Sometimes, I used beams of light for expressions — blue when they’re numb, or yellow when they’re angry. The OG Afrodroids were a cultural mix. Their beads were drawn from South African fashion with caps and earrings inspired by East Africans.
I knew the world needed time to ease into the idea of African stories in the future. So I wasn’t surprised Afrodroids sold out 11 minutes after it was dropped. Each Afrodroid sold for 0.08 ETH ($100), and 20% went to Seyi’s dream to build a new school for Dream Catchers. Her academy also owns 25% of the secondary royalties from the Afrodroid project.
Beyond telling African stories, giving back financially is important to me.
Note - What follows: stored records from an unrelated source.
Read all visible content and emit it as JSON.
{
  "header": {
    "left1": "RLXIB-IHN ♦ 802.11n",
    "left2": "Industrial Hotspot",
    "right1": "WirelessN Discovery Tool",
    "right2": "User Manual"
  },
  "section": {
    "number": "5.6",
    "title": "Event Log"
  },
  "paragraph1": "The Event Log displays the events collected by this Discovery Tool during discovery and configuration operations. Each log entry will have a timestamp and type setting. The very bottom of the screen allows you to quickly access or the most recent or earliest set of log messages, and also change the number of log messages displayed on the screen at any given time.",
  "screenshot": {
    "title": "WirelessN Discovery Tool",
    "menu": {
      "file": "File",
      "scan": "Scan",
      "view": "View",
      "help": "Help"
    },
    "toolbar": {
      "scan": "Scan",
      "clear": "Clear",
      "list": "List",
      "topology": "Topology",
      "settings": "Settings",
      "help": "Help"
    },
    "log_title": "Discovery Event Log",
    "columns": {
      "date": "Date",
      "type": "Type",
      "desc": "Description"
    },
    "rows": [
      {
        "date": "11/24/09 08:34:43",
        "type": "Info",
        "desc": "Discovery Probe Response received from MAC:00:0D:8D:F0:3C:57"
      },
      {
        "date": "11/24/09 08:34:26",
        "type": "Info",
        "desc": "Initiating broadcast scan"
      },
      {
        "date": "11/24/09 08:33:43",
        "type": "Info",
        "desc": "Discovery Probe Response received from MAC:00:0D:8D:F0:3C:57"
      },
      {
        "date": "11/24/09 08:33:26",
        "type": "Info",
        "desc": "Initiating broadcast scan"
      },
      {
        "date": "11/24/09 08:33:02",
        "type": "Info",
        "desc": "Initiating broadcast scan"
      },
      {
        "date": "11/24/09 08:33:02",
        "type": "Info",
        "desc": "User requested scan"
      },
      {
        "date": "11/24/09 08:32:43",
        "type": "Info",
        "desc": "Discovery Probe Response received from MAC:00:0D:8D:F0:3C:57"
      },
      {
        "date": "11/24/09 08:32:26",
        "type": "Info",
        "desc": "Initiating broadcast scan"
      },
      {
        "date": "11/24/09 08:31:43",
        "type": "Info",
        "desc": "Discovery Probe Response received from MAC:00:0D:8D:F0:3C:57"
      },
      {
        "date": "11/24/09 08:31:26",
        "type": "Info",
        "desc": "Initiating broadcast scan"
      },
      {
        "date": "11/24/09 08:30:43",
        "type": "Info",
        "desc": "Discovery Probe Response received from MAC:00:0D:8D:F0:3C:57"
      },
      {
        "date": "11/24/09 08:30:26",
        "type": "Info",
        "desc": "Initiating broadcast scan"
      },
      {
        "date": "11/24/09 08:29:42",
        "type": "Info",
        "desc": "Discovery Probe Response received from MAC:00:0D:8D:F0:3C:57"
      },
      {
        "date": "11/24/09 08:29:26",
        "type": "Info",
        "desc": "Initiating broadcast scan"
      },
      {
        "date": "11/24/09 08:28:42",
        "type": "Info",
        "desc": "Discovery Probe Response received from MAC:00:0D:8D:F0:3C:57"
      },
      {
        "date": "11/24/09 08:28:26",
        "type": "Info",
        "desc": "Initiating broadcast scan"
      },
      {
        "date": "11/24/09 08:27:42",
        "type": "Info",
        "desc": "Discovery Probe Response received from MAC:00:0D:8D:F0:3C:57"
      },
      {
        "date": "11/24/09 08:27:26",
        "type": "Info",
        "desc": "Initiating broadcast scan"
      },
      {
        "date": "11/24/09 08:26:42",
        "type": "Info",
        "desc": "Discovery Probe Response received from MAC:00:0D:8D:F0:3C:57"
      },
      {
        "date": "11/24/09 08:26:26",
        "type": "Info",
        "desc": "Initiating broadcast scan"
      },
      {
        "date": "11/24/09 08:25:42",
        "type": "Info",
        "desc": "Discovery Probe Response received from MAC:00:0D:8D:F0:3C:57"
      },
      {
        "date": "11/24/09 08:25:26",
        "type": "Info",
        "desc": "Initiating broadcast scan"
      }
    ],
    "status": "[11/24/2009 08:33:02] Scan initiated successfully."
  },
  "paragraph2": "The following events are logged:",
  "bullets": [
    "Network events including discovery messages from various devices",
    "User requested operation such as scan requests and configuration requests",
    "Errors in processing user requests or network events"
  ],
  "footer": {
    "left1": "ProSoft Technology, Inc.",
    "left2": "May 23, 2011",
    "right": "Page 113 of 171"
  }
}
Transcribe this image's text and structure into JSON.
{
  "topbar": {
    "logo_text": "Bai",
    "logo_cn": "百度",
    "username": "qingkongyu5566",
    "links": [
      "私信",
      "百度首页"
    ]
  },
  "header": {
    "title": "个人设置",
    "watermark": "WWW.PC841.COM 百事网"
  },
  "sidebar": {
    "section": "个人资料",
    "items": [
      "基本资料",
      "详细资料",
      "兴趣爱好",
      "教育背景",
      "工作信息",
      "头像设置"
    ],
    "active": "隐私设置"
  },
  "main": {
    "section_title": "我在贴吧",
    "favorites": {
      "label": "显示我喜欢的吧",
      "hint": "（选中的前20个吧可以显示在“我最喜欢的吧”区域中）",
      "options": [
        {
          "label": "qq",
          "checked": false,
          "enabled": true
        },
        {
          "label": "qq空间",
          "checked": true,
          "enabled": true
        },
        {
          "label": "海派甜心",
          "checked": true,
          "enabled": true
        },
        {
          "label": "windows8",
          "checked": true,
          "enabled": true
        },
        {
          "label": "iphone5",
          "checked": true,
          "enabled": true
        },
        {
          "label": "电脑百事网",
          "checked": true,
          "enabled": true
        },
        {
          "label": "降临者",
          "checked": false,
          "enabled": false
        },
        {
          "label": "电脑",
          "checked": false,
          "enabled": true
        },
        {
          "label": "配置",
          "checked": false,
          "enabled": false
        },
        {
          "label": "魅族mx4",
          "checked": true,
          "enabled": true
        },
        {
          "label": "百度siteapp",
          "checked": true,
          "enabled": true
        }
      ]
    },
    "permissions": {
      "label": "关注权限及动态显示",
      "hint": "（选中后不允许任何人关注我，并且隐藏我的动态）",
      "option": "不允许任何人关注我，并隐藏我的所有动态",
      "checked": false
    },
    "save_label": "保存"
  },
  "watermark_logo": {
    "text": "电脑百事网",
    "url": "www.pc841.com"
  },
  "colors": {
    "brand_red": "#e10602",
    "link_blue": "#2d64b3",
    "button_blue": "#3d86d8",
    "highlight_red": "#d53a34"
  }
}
My mum was a single parent taking care of three kids, and she had a lot of responsibilities. When I got to uni, I wanted to take off some of the load she had to bear. Without art, it wouldn’t have been possible. That’s why I believe in the vision of Dream Catchers. I want kids to have the same privilege to earn through their own dreams.
I’m glad Afrodroids is ushering in the next generation of artists that will lead Africa to the global stage. Dream Catchers Academy is only the beginning.
Here’s everything Seyi Oluyole dreams of for Dream Catchers Academy:
What’s next for Owo Anietie?
I’ve drawn every day since January 2021. I see myself as an athlete who trains every single day to remain in their best form. 50 years from now, I’ll still be sharing African stories from the future. Afrodroids is only the beginning.